Why, all delights are vain, and that most vain
Which with pain purchased doth inherit pain:
As painfully to pore upon a book
To seek the light of truth, while truth the while
Doth falsely blind the eyesight of his look.
Light seeking light doth light of light beguile.
So, ere you find where light in darkness lies,
Your light grows dark by losing of your eyes. (1.1.74–81)
Berowne speaks these lines to his King and his fellow lords as part of his argument against their shared oath to retreat into study. At first glance, his reasoning seems to be mere sophistry—that is, unnecessarily complicated language used to put forward a dubious or outright false argument. But however convoluted it may initially seem, he does make a fair point: if the scholar aims “to seek the light of truth,” it’s possible that the truth he thinks he discovers is actually false and could “blind the eyesight of his look.” In seeking light, then, he may confound himself and end up in darkness. In this way, study may be the form of delight that is “most vain.”
This is the liver vein, which makes flesh a deity,
A green goose a goddess. Pure, pure idolatry.
God amend us, God amend. We are much out o’ th’ way. (4.3.74–76)
Berowne says these words as an aside after listening to Longaville read out his love sonnet for Maria. He’s essentially saying that he and the other lords are now all too far gone with their poetry. By giving free reign to “the liver vein,” which was associated with the passions, they have deified their beloveds in a way that can only be described as “pure, pure idolatry.” The truth of this observation will become even clearer later in this scene, when the lords get carried away in an argument about their own poetic conceits. Clearly, they are more invested in the conventions of poetry than in the women they are meant to be describing. By creating false images of their beloveds, the lords’ verses are indeed idolatrous.

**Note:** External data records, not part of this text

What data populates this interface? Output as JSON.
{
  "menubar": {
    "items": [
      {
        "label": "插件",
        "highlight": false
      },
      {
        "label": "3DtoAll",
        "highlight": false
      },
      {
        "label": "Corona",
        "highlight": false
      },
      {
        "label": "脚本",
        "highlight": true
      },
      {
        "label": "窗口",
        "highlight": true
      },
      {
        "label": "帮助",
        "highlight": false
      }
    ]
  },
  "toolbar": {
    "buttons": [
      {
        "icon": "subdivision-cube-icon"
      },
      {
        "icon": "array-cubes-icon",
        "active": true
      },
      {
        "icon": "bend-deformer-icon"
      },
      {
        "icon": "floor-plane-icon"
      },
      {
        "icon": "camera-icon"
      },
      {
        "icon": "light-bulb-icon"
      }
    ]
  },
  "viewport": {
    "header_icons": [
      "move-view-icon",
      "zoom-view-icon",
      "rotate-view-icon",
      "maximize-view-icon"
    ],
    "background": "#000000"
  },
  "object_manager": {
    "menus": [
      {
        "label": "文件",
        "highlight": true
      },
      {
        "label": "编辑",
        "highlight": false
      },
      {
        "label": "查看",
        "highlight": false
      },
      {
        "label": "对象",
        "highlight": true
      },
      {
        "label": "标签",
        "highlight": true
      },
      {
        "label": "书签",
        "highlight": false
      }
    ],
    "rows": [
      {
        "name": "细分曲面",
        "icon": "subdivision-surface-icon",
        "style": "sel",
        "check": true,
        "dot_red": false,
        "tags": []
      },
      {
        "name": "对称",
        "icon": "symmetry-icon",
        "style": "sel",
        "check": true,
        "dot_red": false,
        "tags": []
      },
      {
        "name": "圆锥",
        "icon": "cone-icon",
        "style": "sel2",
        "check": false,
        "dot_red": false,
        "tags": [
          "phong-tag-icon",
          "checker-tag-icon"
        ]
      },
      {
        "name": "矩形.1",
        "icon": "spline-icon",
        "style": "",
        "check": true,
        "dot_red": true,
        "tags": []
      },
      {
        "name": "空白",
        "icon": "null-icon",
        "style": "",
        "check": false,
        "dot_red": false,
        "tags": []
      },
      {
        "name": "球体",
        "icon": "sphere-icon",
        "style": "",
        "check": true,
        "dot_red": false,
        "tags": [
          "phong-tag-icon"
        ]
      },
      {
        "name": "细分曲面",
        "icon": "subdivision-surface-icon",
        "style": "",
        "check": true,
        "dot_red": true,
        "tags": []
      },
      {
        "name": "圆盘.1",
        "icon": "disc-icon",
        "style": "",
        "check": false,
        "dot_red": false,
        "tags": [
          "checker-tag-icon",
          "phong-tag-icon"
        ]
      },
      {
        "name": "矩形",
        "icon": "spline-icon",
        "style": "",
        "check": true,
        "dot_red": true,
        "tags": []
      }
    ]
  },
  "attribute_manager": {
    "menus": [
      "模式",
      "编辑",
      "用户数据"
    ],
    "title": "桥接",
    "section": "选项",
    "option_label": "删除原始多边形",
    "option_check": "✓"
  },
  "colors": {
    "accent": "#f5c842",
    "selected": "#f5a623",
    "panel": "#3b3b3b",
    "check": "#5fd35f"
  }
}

From women’s eyes this doctrine I derive.
They sparkle still the right Promethean fire.
They are the books, the arts, the academes
That show, contain, and nourish all the world.
. . .
For wisdom’s sake, a word that all men love,
Or for love’s sake, a word that loves all men,
Or for men’s sake, the authors of these women,
Or women’s sake, by whom we men are men,
Let us once lose our oaths to find ourselves,
Or else we lose ourselves to keep our oaths. (4.3.344–56)
After the King and his lords all realize that they have forsworn their oath to scholarship by falling in love with women, Berowne gives this speech to help the noblemen regroup around a new vow. This speech may be read as a revision of the King’s opening speech, where he declared his intention to make his court “a little academe” (1.1.13). But whereas the King’s academe was to be centered on book learning, Berowne offers a renewed vision in which the true subject of study isn’t the liberal arts but the art of loving liberally. He declares that he’s derived this new “doctrine” from the sparkle in “women’s eyes,” which he compares to “Promethean fire,” a classic symbol of human knowledge. In order truly to pursue “wisdom,” then, the lords must abandon their previous, life-denying oath and commit to a new course of study.